Kimliğine sahip çıkan dava adamı
1985’te Batı Trakya Türklerinin haklarını gündeme taşımak için imza kampanyası başlattı. Bu demokratik girişimi nedeniyle 30 ay hapis cezasına çarptırıldı. “Türk” demenin suç sayıldığı bir dönemde binlerce kişi cezaevi önünde “Biz Türk’üz” diye haykırdı, onun yanında durdu.
Mahkeme öncesinde yaptığı konuşmada, "Türk olmak suçsa, şunu tekrarlıyorum: Türk'üm ve öyle kalacağım" diyerek en bilinen deklarasyonlarından birini yaptı. Bu sözleri, Batı Trakya Türkleri arasında büyük yankı uyandırdı ve binlerce kişi mahkemesine destek için geldi.

ŞÜPHELİ ÖLÜMÜ VE SİYASİ KARİYERİ
1989 ve 1990 seçimlerinde bağımsız milletvekili olarak seçildi. Ardından 1991’de Dostluk, Eşitlik ve Barış Partisi’ni (DEB) kurarak Batı Trakya Türkleri’nin ilk siyasi sesi oldu.
Parti, azınlık haklarına yönelik mücadeleyi resmi siyasete taşıdı ve toplumsal temsil zincirine önemli bir halka ekledi.
24 Temmuz 1995’te, Lozan Barış Antlaşması’nın yıl dönümünde şüpheli bir trafik kazasında hayatını kaybetti. Cenazesi Batı Trakya’da 35–37 bin kişi tarafından omuzlarda taşındı, bu sayı seçildiği milletvekili oylarının çok ötesindeydi.

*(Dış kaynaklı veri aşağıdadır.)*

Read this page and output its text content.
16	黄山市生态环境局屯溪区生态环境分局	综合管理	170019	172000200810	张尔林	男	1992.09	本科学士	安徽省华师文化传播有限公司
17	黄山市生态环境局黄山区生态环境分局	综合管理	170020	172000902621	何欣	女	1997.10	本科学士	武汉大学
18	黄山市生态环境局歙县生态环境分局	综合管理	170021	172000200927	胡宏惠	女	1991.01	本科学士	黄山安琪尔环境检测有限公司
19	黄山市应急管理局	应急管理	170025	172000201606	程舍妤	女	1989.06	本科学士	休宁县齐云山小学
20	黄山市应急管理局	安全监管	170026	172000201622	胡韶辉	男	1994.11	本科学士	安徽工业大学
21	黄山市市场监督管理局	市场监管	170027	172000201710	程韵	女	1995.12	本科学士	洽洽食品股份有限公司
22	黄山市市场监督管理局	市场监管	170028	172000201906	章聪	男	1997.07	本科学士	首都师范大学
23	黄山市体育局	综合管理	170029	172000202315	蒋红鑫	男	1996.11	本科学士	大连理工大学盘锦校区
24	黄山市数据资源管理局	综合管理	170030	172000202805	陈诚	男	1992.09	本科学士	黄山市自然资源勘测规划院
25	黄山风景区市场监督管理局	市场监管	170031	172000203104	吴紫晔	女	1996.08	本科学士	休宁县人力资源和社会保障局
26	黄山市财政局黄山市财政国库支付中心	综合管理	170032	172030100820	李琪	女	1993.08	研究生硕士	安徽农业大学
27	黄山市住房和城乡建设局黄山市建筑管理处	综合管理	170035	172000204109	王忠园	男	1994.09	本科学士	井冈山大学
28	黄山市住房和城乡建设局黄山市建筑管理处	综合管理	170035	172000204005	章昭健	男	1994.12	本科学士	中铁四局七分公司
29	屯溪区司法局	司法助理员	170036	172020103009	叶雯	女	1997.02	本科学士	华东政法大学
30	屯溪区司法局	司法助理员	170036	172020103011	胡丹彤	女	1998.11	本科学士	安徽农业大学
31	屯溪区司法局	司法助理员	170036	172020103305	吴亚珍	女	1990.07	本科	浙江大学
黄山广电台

Ardında eğitim, siyaset ve kimlik haklarına dair anlamlı bir miras bıraktı.

Unutulmaz bir sembol
Dr. Sadık Ahmet yalnızca bir tıp doktoru değil, aynı zamanda Batı Trakya Türk toplumunun sesi oldu. Azınlığın temel haklarını uluslararası arenaya taşıyıp, “Türk” kimliğini onurlu bir savunmaya dönüştürerek, uzun yıllar mücadele verdi. Hayatı boyunca kimliğine, eğitimine ve halkına sadık kaldı.